Now listening to the works of post-minimalist composer Julius Eastman (1940 – 1990) – or well, to those works that have been tracked down. Eastman was evicted from his house in the 1980s, all his stuff, including his scores thrown out too. Eastman went on to live in Tompkins Square Park, until his death. The story is incredible: http://www.newmusicbox.org/article.nmbx?id=4411, the music is like a slap in the face. I generally dislike minimalist music, but Eastman makes a maximum impact. Can anybody explain why we’re bothered with Philip Glass and John ‘Other’ Adams-operas when there was somebody like Eastman? (Yeah, difficult person, et cetera…. but the music!)

(Btw: there are two contemporary composers by the name of John Adams; the ‘famous’ one and then John Luther Adams — most known for the fact that he lives in northern Alaska. According to Samuel Vriezen John Luther Adams writes by far the more interesting music — hence he calls the famous John Adams, John ‘Other’ Adams.)

en,music | October 25, 2006 | 14:00 | Comments Off on Julius Eastman |

Eric Verbugt … ci tace

Went to the Concertgebouw on saturday afternoon to hear the new composition … ci tace of the Dutch composer Eric Verbugt. I hadn’t been to the Concertgebouw since ages, I actually said to F. — who joined me — that it was probably 20 years ago since I’d been there, which is I think exaggerated, but still. I’m used to go to all kind of small places to hear new music — and now a full Concertgebouw. Quite a difference. Also for my ears: used to listen to electro-acoustic music in small places (no not loud), my own band in a rehearsal space (often too loud), or to mp3s coming from bad headphones or tiny computerloudspeakers, I now heard the music acoustic, from a distance, but with lots more coloring.

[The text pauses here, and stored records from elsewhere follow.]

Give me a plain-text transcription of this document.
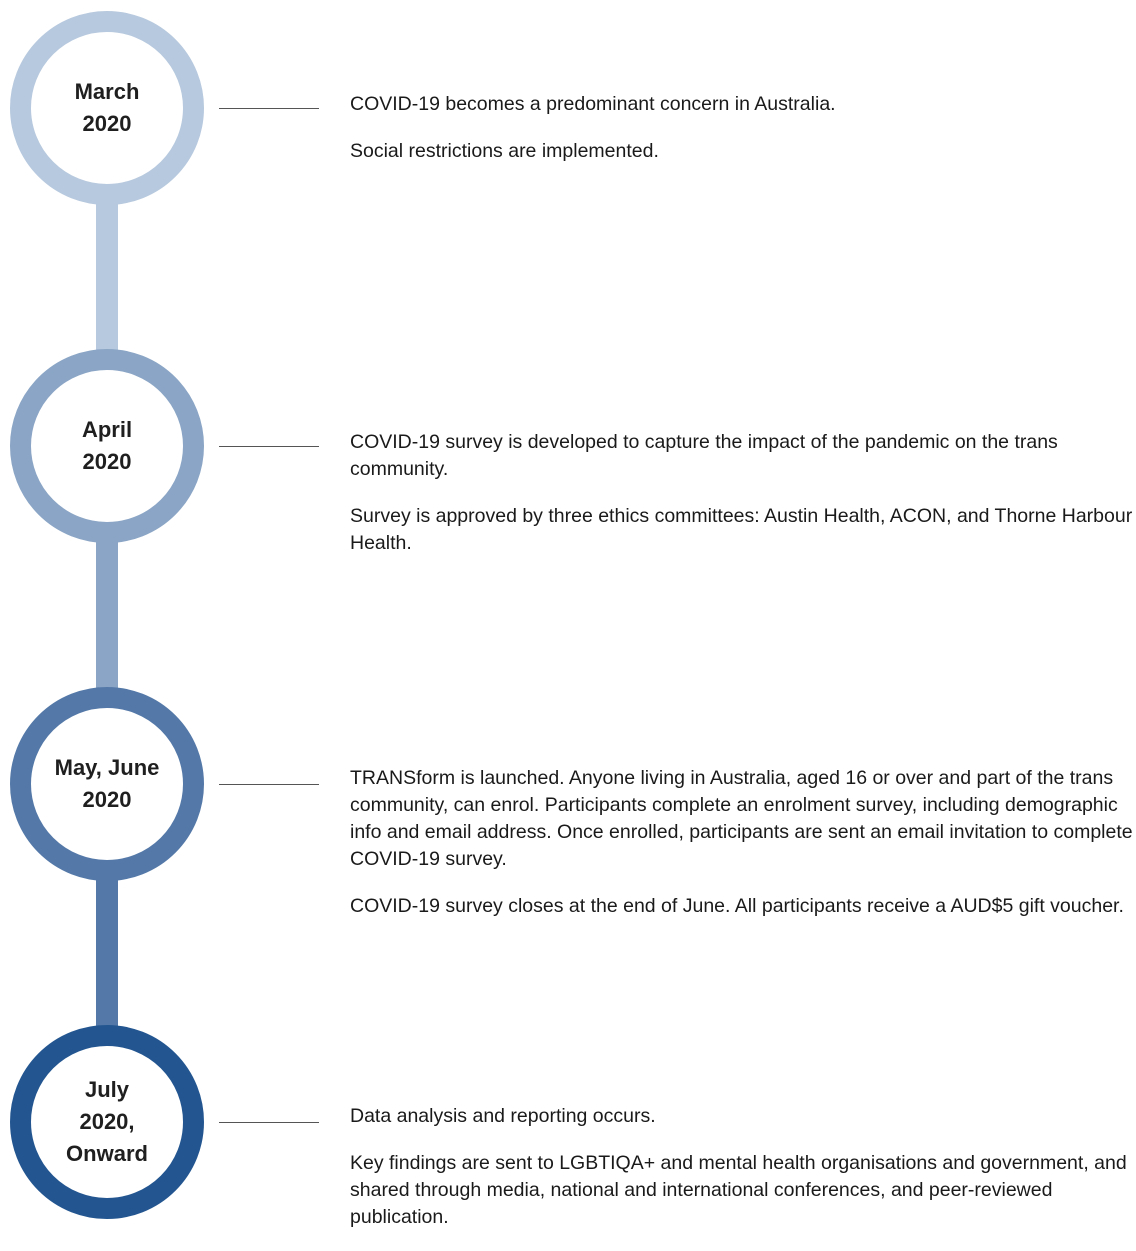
March
2020

COVID-19 becomes a predominant concern in Australia.

Social restrictions are implemented.

April
2020

COVID-19 survey is developed to capture the impact of the pandemic on the trans community.

Survey is approved by three ethics committees: Austin Health, ACON, and Thorne Harbour Health.

May, June
2020

TRANSform is launched. Anyone living in Australia, aged 16 or over and part of the trans community, can enrol. Participants complete an enrolment survey, including demographic info and email address. Once enrolled, participants are sent an email invitation to complete COVID-19 survey.

COVID-19 survey closes at the end of June. All participants receive a AUD$5 gift voucher.

July
2020,
Onward

Data analysis and reporting occurs.

Key findings are sent to LGBTIQA+ and mental health organisations and government, and shared through media, national and international conferences, and peer-reviewed publication.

Well, it was certainly worth the price, since it turned out to be probably the longest programme of the year, almost 4 hours of music. 2 pieces for choir by Ligeti, Kindertotenlieder by Mahler, then 3/4 hours of Eric’s piece, followed by a new composition by Klaas de Vries and, to finish off, a bit of Stravinsky. The reviews today all touched upon the enormous lenght of this matinee. All works with an important role for text.

This was the programme: http://www.concertgebouw.nl/cgb/live/ConcertInfo.jsp?concert_id=13423.

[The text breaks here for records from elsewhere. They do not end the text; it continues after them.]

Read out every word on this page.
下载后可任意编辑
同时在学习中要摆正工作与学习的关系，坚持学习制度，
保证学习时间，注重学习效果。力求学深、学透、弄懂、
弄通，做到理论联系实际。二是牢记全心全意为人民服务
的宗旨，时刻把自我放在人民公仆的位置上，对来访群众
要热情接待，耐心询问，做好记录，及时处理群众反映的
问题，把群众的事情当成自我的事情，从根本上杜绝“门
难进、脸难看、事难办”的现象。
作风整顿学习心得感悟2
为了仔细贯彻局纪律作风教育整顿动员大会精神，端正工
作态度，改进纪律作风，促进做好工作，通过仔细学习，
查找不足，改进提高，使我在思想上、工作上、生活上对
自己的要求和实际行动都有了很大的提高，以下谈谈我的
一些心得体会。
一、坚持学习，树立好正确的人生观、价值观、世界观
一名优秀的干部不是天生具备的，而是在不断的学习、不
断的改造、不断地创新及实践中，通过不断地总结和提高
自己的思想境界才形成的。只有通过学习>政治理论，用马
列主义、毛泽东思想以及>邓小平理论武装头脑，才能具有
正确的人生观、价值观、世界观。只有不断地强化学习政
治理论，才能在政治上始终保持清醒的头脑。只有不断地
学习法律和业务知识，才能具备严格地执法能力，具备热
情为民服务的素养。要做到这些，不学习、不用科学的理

I realized again why I much rather go to hear music performed live than buy a cd (euh, I mean download mp3s at Rapidshare): it is so great to hear how music is always ‘in the making’, that you can hear the process, the creation, the moulding of the clay, the material. even when it’s already composed — you hear that the composing was a ‘doing’.

Even when I would not have known Eric Verbugt personally, still his piece — for orchestra (of to be more precise 2 large ensembles), voice, oboe and choir — would’ve been my favorite. His way of writing totally comes from the classic tradition — a tradition of pushing the boundaries — it is a progression of that tradition (say, from Mahler via Ligeti and Nono to Lachenmann — well, here my knowledge is not thorough enough), with the result that, to my ears, it sounds as ‘beauty’ as beauty should be, in music, however ‘harsh’ it my sound sometimes. The writing for the ensembles is maybe stronger than the solo-pieces — though the oboe-solo, totally written-out, is very very virtuoso, with glissandi, multiphonics etc. It is virtuoso in a way one normally only gets to hear in free improv or free jazz (and that even made me think of how afro-american composers who came out of free jazz wrote for large orchestra).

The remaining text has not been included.